100 milionów sztuk po uruchomieniu?
3 lata ago
Plik iPhone 13 Nie wychodzimy. Zakładając, że producent nie zmieni swojego harmonogramu w ostatniej chwili, nowa seria powinna zostać zaprezentowana we wrześniu, na spokojnie zaplanowaną premierę.
Dlatego będziemy musieli uzbroić się w cierpliwość, zanim odkryjemy wszystkie niespodzianki, które przygotował dla nas Apple.
Tymczasem mamy oczywiście plotki i inne prognozy pochodzące ze „źródeł bliskich sprawie”. Ostatnia dotyczy liczby jednostek, które będą oferowane w momencie premiery iPhone'a 13.
Treść
100 milionów sztuk dla iPhone’a 13
Daniel Ives, analityk pracujący dla Webbush, wywołuje w rzeczywistości odgłosy hali dochodzące z linii produkcyjnych.
Według niego Apple zatrzymałby się na 100 milionach egzemplarzy przed wypuszczeniem iPhone'a 13. A zatem na pierwszą salwę. Postać poprzedniej generacji. Kiedy zostały uruchomione, firmie udało się pozyskać tylko 80 milionów sztuk.
Pamiętaj jednak, że kontekst był nieco inny. Świat został uderzony przez Covid-19 i wtedy jeszcze nie było gotowej szczepionki.
Daniel Ives nie poprzestał na tym. W swoim raporcie wspomina też o 5G. Dlatego analityk uważa, że standard ten będzie się rozwijał w najbliższych miesiącach.
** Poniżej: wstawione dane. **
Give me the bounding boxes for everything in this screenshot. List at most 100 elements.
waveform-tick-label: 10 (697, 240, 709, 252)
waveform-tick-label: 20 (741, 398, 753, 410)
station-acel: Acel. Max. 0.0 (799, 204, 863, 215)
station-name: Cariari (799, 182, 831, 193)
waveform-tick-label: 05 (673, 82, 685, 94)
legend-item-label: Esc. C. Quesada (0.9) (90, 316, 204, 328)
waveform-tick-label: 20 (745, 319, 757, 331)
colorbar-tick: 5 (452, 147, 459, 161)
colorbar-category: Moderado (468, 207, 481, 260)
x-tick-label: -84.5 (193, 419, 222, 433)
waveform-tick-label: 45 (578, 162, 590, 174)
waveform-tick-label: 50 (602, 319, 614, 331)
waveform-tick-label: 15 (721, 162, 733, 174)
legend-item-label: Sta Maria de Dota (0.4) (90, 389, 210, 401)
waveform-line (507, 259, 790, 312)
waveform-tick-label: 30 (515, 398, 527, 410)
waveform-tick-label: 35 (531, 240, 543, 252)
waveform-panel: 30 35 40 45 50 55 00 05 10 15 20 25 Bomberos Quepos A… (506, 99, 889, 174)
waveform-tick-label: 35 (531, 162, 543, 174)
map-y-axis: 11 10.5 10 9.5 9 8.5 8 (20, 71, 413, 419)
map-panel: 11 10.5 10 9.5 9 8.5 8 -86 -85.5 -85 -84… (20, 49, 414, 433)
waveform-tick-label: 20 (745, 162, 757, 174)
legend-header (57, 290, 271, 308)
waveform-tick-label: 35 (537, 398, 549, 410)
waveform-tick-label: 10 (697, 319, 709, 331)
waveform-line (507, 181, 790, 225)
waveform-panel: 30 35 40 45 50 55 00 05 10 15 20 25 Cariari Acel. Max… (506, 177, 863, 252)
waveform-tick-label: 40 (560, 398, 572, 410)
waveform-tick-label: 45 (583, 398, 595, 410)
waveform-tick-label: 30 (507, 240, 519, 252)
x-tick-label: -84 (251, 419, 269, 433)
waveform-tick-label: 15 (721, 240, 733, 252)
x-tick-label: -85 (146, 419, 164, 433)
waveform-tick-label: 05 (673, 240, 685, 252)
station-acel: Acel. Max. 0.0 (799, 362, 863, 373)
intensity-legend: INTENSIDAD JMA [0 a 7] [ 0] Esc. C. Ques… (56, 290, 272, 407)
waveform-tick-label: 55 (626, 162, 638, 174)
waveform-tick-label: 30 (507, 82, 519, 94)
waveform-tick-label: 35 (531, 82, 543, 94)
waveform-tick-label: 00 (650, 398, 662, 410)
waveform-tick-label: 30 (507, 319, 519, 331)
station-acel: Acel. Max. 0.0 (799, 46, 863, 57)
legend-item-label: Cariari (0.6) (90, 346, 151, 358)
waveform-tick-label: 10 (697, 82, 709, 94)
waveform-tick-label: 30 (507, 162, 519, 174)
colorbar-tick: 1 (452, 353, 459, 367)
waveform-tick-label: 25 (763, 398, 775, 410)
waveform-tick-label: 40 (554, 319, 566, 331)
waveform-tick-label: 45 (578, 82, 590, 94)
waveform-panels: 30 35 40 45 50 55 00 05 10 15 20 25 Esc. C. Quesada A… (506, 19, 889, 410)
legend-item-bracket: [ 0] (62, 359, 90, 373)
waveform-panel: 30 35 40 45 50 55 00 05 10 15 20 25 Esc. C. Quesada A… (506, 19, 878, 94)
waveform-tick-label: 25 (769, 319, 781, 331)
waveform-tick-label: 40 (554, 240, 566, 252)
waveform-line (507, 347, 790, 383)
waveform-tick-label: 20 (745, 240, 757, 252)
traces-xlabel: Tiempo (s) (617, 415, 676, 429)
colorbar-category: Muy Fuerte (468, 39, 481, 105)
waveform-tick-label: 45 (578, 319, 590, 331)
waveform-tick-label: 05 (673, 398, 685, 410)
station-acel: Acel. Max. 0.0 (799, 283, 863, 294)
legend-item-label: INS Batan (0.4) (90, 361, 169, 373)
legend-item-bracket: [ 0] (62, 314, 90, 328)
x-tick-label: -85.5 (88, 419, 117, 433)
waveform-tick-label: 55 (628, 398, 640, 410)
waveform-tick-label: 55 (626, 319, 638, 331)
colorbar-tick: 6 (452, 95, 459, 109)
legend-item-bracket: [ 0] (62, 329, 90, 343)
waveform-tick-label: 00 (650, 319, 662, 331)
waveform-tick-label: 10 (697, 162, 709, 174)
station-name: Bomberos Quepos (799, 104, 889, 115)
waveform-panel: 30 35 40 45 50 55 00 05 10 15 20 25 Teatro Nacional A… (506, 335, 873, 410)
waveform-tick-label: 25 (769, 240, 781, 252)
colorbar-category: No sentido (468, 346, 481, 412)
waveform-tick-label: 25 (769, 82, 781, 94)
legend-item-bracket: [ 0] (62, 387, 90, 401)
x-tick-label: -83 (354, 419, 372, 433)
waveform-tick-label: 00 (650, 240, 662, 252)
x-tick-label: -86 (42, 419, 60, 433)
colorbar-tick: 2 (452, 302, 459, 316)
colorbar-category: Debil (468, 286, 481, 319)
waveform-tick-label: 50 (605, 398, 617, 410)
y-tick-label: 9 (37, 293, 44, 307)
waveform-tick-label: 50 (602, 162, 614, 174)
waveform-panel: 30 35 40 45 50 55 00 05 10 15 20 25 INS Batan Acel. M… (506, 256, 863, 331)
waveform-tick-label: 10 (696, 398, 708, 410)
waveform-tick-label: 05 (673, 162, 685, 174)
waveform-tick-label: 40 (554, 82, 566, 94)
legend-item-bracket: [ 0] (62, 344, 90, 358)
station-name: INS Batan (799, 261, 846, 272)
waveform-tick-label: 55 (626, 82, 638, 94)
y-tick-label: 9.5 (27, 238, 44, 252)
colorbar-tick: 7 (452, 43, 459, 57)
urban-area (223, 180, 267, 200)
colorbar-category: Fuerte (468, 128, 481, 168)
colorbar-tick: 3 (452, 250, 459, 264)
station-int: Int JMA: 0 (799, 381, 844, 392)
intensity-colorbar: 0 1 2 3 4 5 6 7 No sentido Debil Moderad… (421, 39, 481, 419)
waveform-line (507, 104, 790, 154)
Co, z Twojego punktu widzenia, będzie miało bezpośredni wpływ na sprzedaż smartfonów. Uważa, że konsumenci zaczną rozważać zmianę telefonu, aby skorzystać z nowych prędkości i nowych zastosowań, które umożliwia 5G.
Oczekuje się, że 5G będzie miało pozytywny wpływ na sprzedaż
Wracając do iPhone'a 13, trzeba pamiętać, że oba duże modele muszą być wyposażone w wyświetlacz LTPO i nowy moduł fotograficzny. Seria miałaby po swojej prawej stronie nowy chip i, można by sobie wyobrazić, dwie lub trzy nowe funkcje po stronie oprogramowania.
W tym roku ponownie Apple powinno również wprowadzić cztery różne modele, a mianowicie iPhone 13 Mini, iPhone 13, iPhone 13 Pro i iPhone 13 Pro Max. Modele, które w dużej mierze nawiązują do designu poprzedniej generacji, ale są wyposażone w węższe wycięcie.
Aby zaoszczędzić miejsce, Apple zmieniłby rozmieszczenie znajdujących się tam komponentów. Głośnik przeszedłby w ten sposób przez górną część i przyklejałby się do górnej krawędzi ramy urządzeń, a czujniki używane przez Face ID do jego części umieszczono tuż poniżej.